As Facebook’s Sheryl Sandberg recently presented at the World Economic Forum, while assertive and ambitious men are seen as more likable the more they achieve, the more women achieve and assert themselves, the less likable they become. One particularly discouraging study that Sandberg discusses in her TED talk shows a recent example of these stereotypes at work. When researchers presented students with a case study on a highly successful woman named Heidi and changed the name to Howard for one section of the class, the students rated Howard much higher than Heidi. They believed that Heidi was just as competent as Howard, they didn’t like her, they wouldn’t hire her and they certainly wouldn’t want to work with her.

This study, and many others like it, highlights the fact that to a large degree, women still can’t win. Three decades after we began entering the workforce in mass we’re still seen as ineffective if we conform to our gender stereotypes (nurturing, kind, sensitive) but as “brusque” or “argumentative” if we act assertively and display ambition.

Now let’s take these lovely gender norms and add them to what we know about Generation Y. Or, as I’ve begun to think of us, “Generation Why.” On the positive side, our love of technology has allowed us to Facebook, Tweet, Wikipedia and Quora our way into new knowledge–making us cutting-edge workers in a world increasingly run off of information technology. The other side of this, of course, is that all this information has taught us to frequently question authority and to give feedback to our employers as often as we seek it (which is often).

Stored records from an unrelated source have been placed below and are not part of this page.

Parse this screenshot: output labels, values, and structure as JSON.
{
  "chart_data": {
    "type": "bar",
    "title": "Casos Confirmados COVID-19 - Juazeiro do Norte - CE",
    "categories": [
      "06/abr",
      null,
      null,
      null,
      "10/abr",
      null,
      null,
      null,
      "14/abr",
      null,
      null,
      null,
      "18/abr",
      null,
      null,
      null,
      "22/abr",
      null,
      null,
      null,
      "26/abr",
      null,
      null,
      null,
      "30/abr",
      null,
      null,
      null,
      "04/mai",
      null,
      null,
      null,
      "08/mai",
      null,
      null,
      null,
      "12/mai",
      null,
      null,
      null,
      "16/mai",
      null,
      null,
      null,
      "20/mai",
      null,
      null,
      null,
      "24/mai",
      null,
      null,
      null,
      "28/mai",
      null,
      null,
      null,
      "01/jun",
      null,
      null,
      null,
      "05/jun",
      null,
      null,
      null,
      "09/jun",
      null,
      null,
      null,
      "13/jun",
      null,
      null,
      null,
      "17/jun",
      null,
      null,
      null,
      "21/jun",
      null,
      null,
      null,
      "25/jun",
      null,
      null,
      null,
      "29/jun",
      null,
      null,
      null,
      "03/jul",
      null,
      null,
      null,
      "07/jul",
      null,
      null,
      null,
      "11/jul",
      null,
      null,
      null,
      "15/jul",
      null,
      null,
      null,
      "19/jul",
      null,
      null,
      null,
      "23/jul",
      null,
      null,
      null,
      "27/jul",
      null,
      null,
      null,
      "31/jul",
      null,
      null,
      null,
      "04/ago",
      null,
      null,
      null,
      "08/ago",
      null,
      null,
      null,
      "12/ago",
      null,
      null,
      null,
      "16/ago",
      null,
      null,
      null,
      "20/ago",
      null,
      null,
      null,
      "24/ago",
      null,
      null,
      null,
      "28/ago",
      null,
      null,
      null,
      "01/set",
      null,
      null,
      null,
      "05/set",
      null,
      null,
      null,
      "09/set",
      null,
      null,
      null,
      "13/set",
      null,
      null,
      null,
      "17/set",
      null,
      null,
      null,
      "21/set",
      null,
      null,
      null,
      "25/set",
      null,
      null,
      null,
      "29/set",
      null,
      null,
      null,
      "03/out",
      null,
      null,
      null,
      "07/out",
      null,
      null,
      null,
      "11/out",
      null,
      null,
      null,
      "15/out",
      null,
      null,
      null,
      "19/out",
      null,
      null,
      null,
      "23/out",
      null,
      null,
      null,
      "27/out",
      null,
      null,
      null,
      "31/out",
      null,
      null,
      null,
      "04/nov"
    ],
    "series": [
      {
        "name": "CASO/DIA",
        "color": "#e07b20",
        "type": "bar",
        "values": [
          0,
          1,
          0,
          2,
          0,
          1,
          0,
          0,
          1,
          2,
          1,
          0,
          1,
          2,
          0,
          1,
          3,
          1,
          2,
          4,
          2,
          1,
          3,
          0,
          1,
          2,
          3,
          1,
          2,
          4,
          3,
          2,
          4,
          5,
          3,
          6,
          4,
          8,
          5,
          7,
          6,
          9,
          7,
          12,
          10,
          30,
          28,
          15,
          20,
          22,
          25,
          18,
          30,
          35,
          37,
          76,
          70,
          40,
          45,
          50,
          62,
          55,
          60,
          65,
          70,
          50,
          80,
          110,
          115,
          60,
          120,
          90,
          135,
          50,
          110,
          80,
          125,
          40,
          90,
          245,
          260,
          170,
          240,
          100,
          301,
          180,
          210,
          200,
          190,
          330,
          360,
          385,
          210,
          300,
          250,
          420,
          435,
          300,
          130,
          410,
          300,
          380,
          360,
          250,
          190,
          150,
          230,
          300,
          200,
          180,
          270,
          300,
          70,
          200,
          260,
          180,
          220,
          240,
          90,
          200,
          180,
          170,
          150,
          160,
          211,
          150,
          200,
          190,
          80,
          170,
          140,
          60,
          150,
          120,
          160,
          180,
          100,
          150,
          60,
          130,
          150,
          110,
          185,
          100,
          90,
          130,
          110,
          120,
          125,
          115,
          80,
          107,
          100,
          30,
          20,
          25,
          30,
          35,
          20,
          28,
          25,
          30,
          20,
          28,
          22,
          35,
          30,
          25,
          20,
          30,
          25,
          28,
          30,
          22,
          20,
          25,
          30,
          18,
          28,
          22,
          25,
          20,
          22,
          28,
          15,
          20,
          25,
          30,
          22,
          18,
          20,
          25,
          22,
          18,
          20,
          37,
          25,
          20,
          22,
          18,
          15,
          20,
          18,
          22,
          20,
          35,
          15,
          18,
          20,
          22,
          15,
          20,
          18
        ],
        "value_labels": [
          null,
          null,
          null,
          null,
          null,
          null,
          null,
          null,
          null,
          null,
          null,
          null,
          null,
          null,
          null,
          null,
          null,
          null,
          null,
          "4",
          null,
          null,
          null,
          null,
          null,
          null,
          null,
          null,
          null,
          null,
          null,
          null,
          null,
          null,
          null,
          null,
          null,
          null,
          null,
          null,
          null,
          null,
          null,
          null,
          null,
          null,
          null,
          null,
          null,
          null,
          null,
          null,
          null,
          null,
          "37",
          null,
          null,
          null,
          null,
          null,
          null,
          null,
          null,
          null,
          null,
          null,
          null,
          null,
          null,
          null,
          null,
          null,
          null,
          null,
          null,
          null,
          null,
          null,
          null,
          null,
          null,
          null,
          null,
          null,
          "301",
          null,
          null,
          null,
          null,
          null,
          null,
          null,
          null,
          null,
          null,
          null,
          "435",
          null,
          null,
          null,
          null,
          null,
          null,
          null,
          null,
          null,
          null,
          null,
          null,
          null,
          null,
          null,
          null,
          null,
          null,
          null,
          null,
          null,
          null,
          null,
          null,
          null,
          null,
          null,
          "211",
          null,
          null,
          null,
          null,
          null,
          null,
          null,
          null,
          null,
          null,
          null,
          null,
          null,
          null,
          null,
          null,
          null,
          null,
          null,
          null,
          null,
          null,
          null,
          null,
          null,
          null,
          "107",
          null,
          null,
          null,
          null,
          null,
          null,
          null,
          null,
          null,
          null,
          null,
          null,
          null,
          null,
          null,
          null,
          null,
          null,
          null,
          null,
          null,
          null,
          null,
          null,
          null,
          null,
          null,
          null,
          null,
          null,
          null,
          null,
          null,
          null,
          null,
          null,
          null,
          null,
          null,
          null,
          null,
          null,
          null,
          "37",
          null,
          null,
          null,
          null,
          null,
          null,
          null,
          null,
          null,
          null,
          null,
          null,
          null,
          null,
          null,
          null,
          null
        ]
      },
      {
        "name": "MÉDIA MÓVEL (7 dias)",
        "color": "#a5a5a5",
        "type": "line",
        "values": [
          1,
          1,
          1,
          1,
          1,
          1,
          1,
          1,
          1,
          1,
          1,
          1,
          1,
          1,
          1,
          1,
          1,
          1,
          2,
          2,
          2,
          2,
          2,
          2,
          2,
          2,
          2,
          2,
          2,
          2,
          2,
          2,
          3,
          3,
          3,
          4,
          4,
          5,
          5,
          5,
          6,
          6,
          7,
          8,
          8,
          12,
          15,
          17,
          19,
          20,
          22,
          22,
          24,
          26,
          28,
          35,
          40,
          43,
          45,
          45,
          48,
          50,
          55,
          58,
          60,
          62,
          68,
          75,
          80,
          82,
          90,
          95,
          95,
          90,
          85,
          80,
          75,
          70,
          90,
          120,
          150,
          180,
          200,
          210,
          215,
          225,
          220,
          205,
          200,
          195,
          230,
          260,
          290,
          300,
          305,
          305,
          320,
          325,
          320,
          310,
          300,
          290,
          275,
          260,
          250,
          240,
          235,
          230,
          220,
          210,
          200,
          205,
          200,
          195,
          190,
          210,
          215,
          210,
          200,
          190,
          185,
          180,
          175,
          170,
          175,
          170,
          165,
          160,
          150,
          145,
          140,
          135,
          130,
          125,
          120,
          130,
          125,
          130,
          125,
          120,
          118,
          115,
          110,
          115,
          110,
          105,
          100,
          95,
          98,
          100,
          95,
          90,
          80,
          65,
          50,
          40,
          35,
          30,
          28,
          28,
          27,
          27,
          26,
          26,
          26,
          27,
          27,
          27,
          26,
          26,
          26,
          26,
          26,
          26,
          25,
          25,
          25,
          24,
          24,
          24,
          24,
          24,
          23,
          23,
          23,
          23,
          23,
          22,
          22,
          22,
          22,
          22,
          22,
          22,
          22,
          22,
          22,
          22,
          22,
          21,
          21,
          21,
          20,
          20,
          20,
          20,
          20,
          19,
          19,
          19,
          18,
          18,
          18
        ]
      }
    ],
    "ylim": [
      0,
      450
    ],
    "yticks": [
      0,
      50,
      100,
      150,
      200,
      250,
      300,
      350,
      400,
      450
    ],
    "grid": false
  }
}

Though these norms don’t apply to every millennial in America–after all, we are the country’s most diverse workforce–and the workplace gender issues aren’t faced by every women, when you put these two characteristics together, you’ll find a lot of young women like my friend. Women who have been taught from birth to question authority but now are entering a work environment where those queries can all too often be interpreted as being overly assertive and disrespectful. Most of the time the problem isn’t that we don’t respect authority, it’s that we feel as though our employers do not respect us.

While this status-quo is enough to bring anyone to tears–particularly since jobs aren’t so easy to come by for my generation–acknowledging that these gender norms and generational divides exist is the first step to overcoming them.